Beat The Odds
The students are working on pronunciation, vocabulary and critical thinking. After their work is complete and graded, the students review their data folder to monitor their progress. This is Sandoval’s teaching method at Goldwater High School in north Phoenix. Erin Sandoval says, “We really use the idea of on going assessment. Knowing where they’re going, where they’re at where they need to be and them reflecting on that progress and knowing how they can get better.”
27 year old Sandoval is using one of the primary principals of Beat the Odds—on going assessment. She says since the beat the odds concepts became part of the school model, she’s improved her teaching and has seen her students take responsibility for their learning.
Beat the Odds – or BTO- is a program out of the Center for the Future of Arizona. BTO focuses on helping schools in low income areas.
Marjorie Kaplan is the BTO Institute Director. She says, “The concepts are broad enough and they’re important enough that superintendents and principals want to incorporate them into their operation. What we try and do is incorporate what ever their district’s strategic plan is and then look at the them in view of the kinds of concepts that we think they should be including.”

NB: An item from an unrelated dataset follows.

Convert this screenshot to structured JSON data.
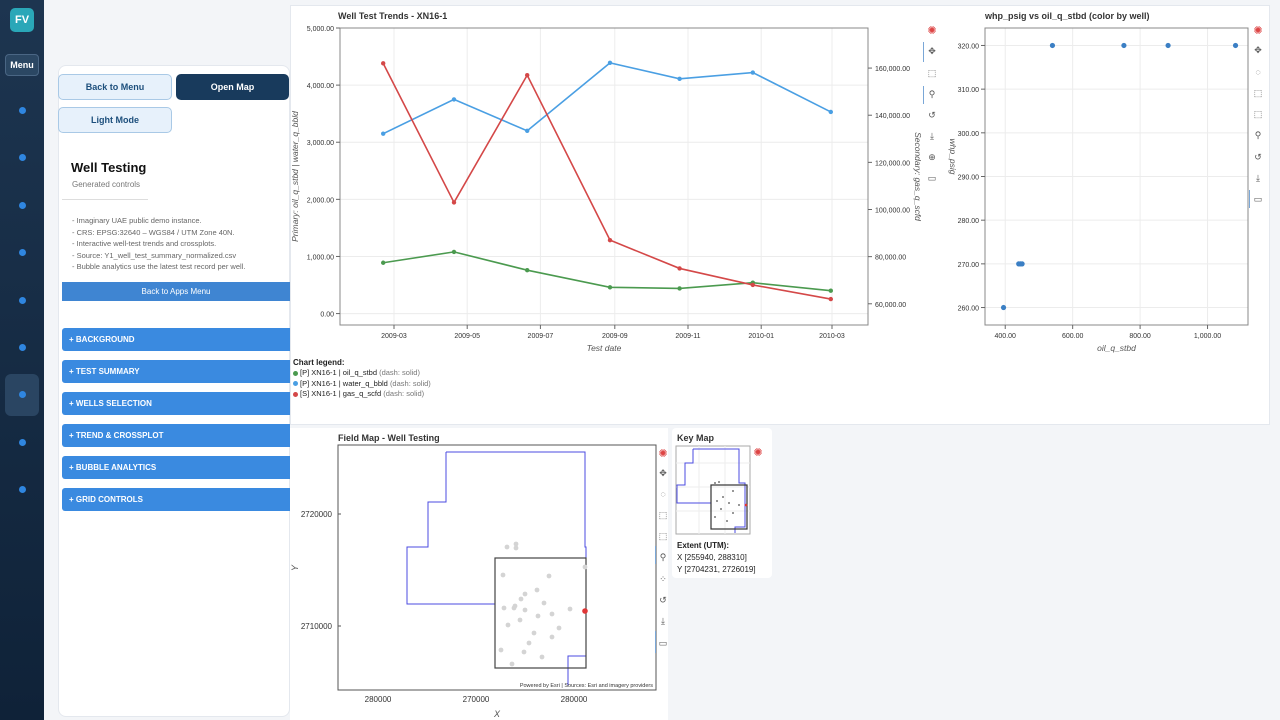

BTO was a 2006 K-12 research study. The project originally looked at the reading and math scores of low-income schools with large Latino populations. Their study found 12 elementary and middle schools with common successful themes. Those themes became the six adopted principles of the Beat the Odds Institute program, 'Clear Bottom Line,' 'Ongoing Assessment,' a 'Strong and Steady Principal,' 'Collaborative Solutions,' 'Sticking with the Program,' and 'Built to Suit.' Mike Andersen is the principal Goldwater H.S. He says, “As an entire school we’re not the highest achieving. We’re still working on a lot of areas. But really the school has benefited with a structure.”

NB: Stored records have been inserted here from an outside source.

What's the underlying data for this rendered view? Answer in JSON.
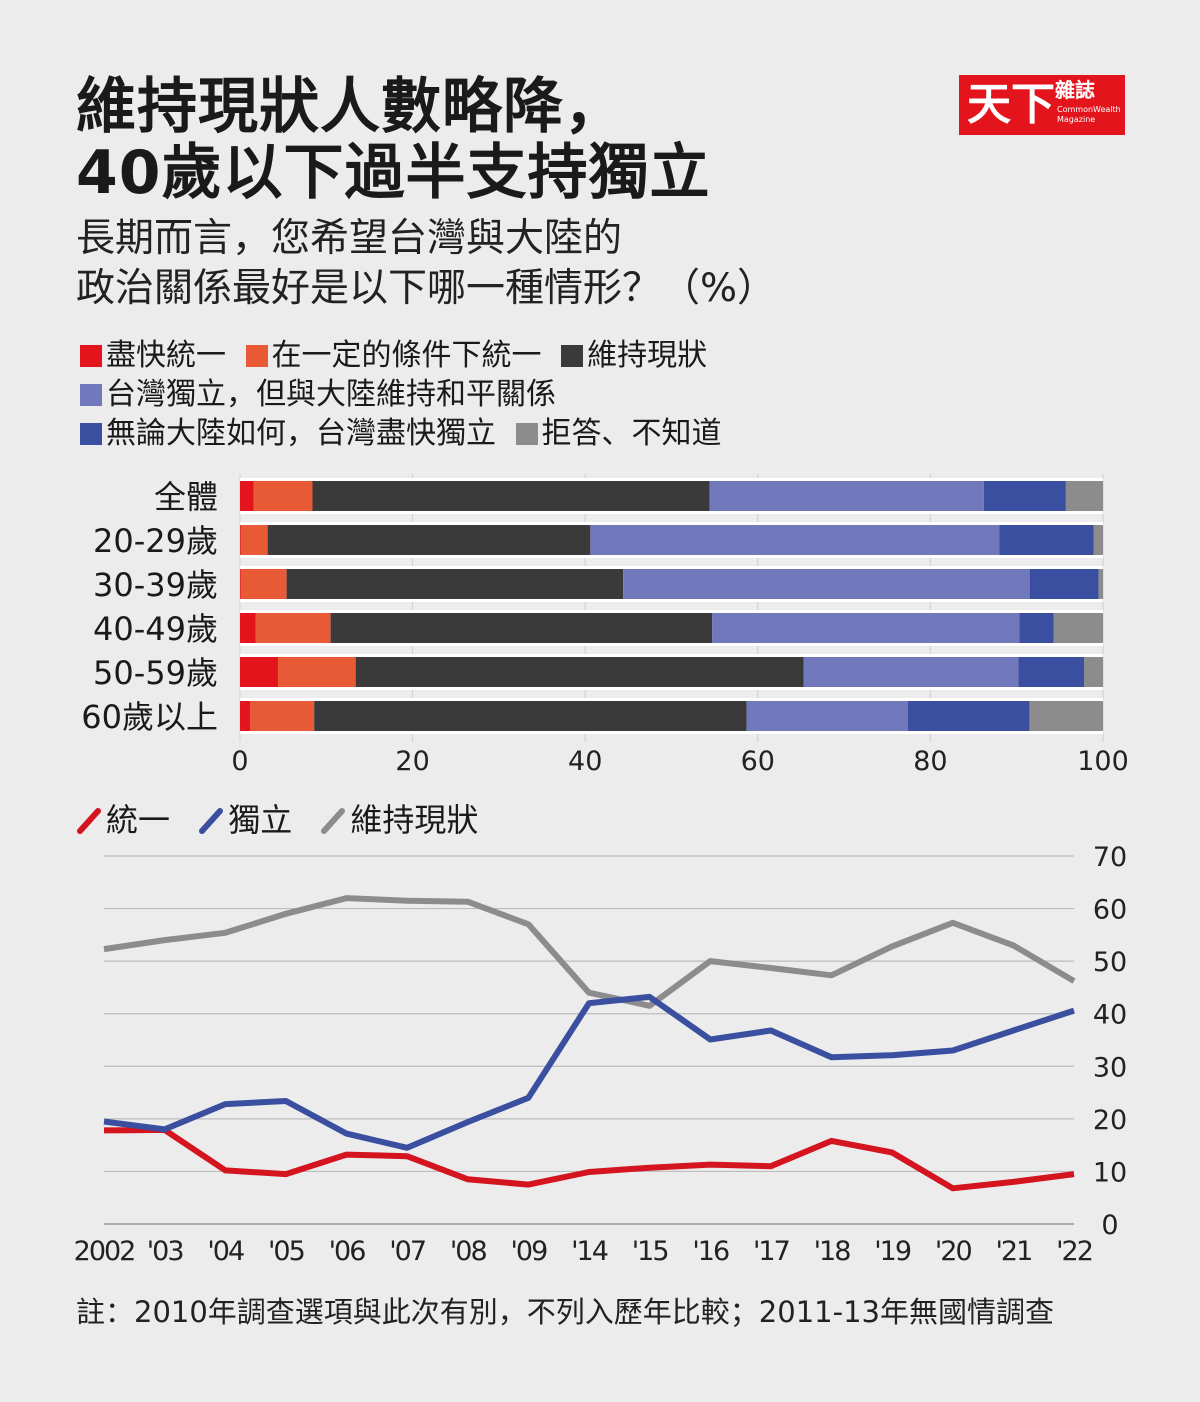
{
  "header": {
    "title_lines": [
      "維持現狀人數略降，",
      "40歲以下過半支持獨立"
    ],
    "subtitle_lines": [
      "長期而言，您希望台灣與大陸的",
      "政治關係最好是以下哪一種情形？（%）"
    ]
  },
  "logo": {
    "main": "天下",
    "small": "雜誌",
    "eng": "CommonWealth Magazine"
  },
  "bar_legend": {
    "items": [
      {
        "label": "盡快統一",
        "color": "#e3141c"
      },
      {
        "label": "在一定的條件下統一",
        "color": "#e85a35"
      },
      {
        "label": "維持現狀",
        "color": "#3a3a3a"
      },
      {
        "label": "台灣獨立，但與大陸維持和平關係",
        "color": "#7178bb"
      },
      {
        "label": "無論大陸如何，台灣盡快獨立",
        "color": "#3a4f9f"
      },
      {
        "label": "拒答、不知道",
        "color": "#8c8c8c"
      }
    ]
  },
  "line_legend": {
    "items": [
      {
        "label": "統一",
        "color": "#d4141f"
      },
      {
        "label": "獨立",
        "color": "#3a4f9f"
      },
      {
        "label": "維持現狀",
        "color": "#8c8c8c"
      }
    ]
  },
  "footnote": "註：2010年調查選項與此次有別，不列入歷年比較；2011-13年無國情調查",
  "chart_data": [
    {
      "type": "bar",
      "stacked": true,
      "orientation": "horizontal",
      "categories": [
        "全體",
        "20-29歲",
        "30-39歲",
        "40-49歲",
        "50-59歲",
        "60歲以上"
      ],
      "series": [
        {
          "name": "盡快統一",
          "color": "#e3141c",
          "values": [
            1.6,
            0.1,
            0.1,
            1.8,
            4.4,
            1.2
          ]
        },
        {
          "name": "在一定的條件下統一",
          "color": "#e85a35",
          "values": [
            6.8,
            3.1,
            5.3,
            8.7,
            9.0,
            7.4
          ]
        },
        {
          "name": "維持現狀",
          "color": "#3a3a3a",
          "values": [
            46.0,
            37.4,
            39.0,
            44.2,
            51.9,
            50.1
          ]
        },
        {
          "name": "台灣獨立，但與大陸維持和平關係",
          "color": "#7178bb",
          "values": [
            31.8,
            47.4,
            47.1,
            35.6,
            24.9,
            18.7
          ]
        },
        {
          "name": "無論大陸如何，台灣盡快獨立",
          "color": "#3a4f9f",
          "values": [
            9.5,
            10.9,
            8.0,
            4.0,
            7.6,
            14.1
          ]
        },
        {
          "name": "拒答、不知道",
          "color": "#8c8c8c",
          "values": [
            4.3,
            1.1,
            0.5,
            5.7,
            2.2,
            8.5
          ]
        }
      ],
      "xlim": [
        0,
        100
      ],
      "xticks": [
        "0",
        "20",
        "40",
        "60",
        "80",
        "100"
      ],
      "grid": true
    },
    {
      "type": "line",
      "x": [
        "2002",
        "'03",
        "'04",
        "'05",
        "'06",
        "'07",
        "'08",
        "'09",
        "'14",
        "'15",
        "'16",
        "'17",
        "'18",
        "'19",
        "'20",
        "'21",
        "'22"
      ],
      "series": [
        {
          "name": "統一",
          "color": "#d4141f",
          "values": [
            17.8,
            17.9,
            10.2,
            9.5,
            13.2,
            12.9,
            8.5,
            7.5,
            9.9,
            10.7,
            11.3,
            11.0,
            15.8,
            13.6,
            6.8,
            8.0,
            9.5
          ]
        },
        {
          "name": "獨立",
          "color": "#3a4f9f",
          "values": [
            19.5,
            18.0,
            22.8,
            23.4,
            17.2,
            14.5,
            19.4,
            24.0,
            42.0,
            43.2,
            35.1,
            36.8,
            31.7,
            32.1,
            33.0,
            36.8,
            40.6
          ]
        },
        {
          "name": "維持現狀",
          "color": "#8c8c8c",
          "values": [
            52.3,
            54.0,
            55.4,
            59.0,
            62.0,
            61.5,
            61.3,
            57.0,
            44.0,
            41.5,
            50.0,
            48.7,
            47.3,
            52.8,
            57.3,
            53.0,
            46.2
          ]
        }
      ],
      "ylim": [
        0,
        70
      ],
      "yticks": [
        "0",
        "10",
        "20",
        "30",
        "40",
        "50",
        "60",
        "70"
      ],
      "yaxis_side": "right",
      "grid": true
    }
  ]
}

Andersen says the program works. BTO is a three year program. It works with principals of school that have high minority population. They attend six group training sessions annually and develop an action plan for their school. The goal is to increase student test scores in reading and math. It also strives to create a team of teachers that works together. Dr. Andersen says, “If you were to ask someone to give a graphic representation of the leadership structure here. Hopefully—I would not be at the top. Where would you be then? I would be part of the leadership team.”
Dr. Andersen says the mentoring part of the program is what makes BTO so unique. Nationally and locally recognized principals are mentors to the participants. Those local principals then work with their school teachers to help students grow.

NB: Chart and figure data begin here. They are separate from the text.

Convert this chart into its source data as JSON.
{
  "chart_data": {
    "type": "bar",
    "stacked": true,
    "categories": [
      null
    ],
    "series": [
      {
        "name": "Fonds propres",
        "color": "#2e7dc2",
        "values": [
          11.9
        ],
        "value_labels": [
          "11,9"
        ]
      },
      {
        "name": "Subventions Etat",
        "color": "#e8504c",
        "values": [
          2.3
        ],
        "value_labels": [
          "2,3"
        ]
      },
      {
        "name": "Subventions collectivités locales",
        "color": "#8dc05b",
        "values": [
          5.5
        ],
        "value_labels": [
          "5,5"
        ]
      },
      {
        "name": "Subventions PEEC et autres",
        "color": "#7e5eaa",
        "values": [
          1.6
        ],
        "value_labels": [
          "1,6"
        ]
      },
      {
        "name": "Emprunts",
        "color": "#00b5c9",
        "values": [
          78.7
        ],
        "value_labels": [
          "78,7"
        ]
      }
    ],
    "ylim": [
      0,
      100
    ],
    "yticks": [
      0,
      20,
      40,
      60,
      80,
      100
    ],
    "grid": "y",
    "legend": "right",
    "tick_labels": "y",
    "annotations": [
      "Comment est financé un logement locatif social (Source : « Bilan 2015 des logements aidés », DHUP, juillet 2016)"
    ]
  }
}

Meanwhile Erin Sandoval continues to work with her students. “If you finished-- you’re flow mapping. You’re doing the five parts of the clause diagram….” Sandoval says, "Teaching under this model is a lesson in how to be a better teacher." And, for Mais Abassi an immigrant student from Jordan, the program makes a difference. “There’s a lot of things that we learned last semester at this time that I never knew before,” says Mais Abassi. Sandoval adds, “It (the program) just gives us the refocus that we need to know that the important part of what we do is what we do with students.”
In the last three years Beat the Odds has grown to 84 schools across Arizona.